According to a PwC report, the Gulf Cooperation Countries (GCC) — Bahrain, Kuwait, Oman, Qatar, Saudi Arabia and the United Arab Emirates — and Egypt show the most promise as the market shows similarities with the Asia-Pacific sector from five years ago.
The report projects a compound annual growth rate of 15%-30% over the next six years, which would expand the private credit market across these counties to between USD 11bn and USD 20bn, a size comparable to the opportunity in APAC or India.
Momentum has grown over the last three years as many well-known offshore restructuring advisors have set up shop.

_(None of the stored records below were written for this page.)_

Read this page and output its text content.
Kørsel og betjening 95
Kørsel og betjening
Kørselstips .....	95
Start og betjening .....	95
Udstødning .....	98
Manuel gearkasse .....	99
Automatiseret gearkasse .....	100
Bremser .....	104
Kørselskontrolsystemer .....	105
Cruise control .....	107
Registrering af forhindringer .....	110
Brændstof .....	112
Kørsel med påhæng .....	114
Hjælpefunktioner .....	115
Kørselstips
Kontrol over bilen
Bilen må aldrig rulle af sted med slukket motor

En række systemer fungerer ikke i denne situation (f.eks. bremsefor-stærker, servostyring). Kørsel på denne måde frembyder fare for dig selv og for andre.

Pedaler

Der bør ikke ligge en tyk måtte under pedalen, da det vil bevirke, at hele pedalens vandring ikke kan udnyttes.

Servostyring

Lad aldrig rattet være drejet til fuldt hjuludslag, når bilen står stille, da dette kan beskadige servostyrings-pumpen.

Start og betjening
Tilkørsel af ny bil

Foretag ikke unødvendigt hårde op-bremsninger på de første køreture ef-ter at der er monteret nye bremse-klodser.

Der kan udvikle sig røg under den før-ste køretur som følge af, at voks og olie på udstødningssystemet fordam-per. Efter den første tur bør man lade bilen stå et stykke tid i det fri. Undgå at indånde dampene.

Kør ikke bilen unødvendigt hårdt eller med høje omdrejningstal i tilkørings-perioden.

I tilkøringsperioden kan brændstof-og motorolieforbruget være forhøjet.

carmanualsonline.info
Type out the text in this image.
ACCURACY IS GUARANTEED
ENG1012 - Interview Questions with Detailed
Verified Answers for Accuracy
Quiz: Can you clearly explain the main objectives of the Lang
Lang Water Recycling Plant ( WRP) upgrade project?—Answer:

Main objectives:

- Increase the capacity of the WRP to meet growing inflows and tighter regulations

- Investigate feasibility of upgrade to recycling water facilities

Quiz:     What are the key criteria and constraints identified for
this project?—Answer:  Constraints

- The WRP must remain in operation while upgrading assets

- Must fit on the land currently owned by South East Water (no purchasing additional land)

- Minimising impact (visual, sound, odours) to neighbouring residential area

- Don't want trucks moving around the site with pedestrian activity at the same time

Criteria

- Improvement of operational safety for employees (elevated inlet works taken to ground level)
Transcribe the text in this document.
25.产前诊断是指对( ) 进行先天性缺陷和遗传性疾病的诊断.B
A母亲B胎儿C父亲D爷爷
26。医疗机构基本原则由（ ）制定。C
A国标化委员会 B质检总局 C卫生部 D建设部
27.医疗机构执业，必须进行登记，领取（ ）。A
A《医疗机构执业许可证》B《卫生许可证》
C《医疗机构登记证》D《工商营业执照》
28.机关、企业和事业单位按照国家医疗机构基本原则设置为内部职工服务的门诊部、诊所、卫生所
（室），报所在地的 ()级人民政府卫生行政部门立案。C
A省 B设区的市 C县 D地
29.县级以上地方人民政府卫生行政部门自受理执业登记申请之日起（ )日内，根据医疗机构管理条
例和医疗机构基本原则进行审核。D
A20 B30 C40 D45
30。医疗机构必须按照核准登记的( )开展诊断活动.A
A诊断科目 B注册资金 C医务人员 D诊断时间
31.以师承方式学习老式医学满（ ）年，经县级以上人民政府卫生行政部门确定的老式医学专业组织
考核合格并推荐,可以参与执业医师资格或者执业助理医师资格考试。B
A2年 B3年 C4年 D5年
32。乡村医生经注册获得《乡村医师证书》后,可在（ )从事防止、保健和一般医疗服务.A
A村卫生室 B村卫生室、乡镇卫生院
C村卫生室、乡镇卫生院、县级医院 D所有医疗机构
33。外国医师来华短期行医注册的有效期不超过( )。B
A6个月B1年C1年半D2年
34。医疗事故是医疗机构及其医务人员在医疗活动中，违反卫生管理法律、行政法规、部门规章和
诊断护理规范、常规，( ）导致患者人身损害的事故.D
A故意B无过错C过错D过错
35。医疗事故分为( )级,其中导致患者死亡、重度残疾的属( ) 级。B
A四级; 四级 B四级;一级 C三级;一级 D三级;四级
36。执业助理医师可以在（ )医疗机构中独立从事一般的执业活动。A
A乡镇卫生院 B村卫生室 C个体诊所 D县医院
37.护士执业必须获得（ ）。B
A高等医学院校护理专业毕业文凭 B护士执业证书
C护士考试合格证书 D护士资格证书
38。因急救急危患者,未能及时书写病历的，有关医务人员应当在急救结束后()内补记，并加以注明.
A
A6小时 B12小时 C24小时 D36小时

Last autumn, London-based asset management giant Janus Henderson completed its acquisition of NBK Capital Partners, a Dubai-based alternative investment firm, which launched its first dedicated Middle East and North Africa private credit fund 15 years ago. Now renamed Janus Henderson Emerging Markets Private Investments Limited, it forms the asset manager’s first emerging markets private capital division.
Massand of Phoenix Advisors, who works with cross-border investors, emerging market fund managers and restructuring advisors, said: “Those days when you would just come, raise money and go away… I think those days are over. The smart managers understand that.”
But the market can also be a hard sell for private credit managers under pressure to deploy large amounts of dry powder. They will need to find larger deals than the region currently offers to make a dent in the portfolio.
PwC estimates the GCC and Egypt private credit market at around USD 5bn, a tiny fraction of the global market which has already exceeded USD 3trn in assets, according to the Alternative Credit Council.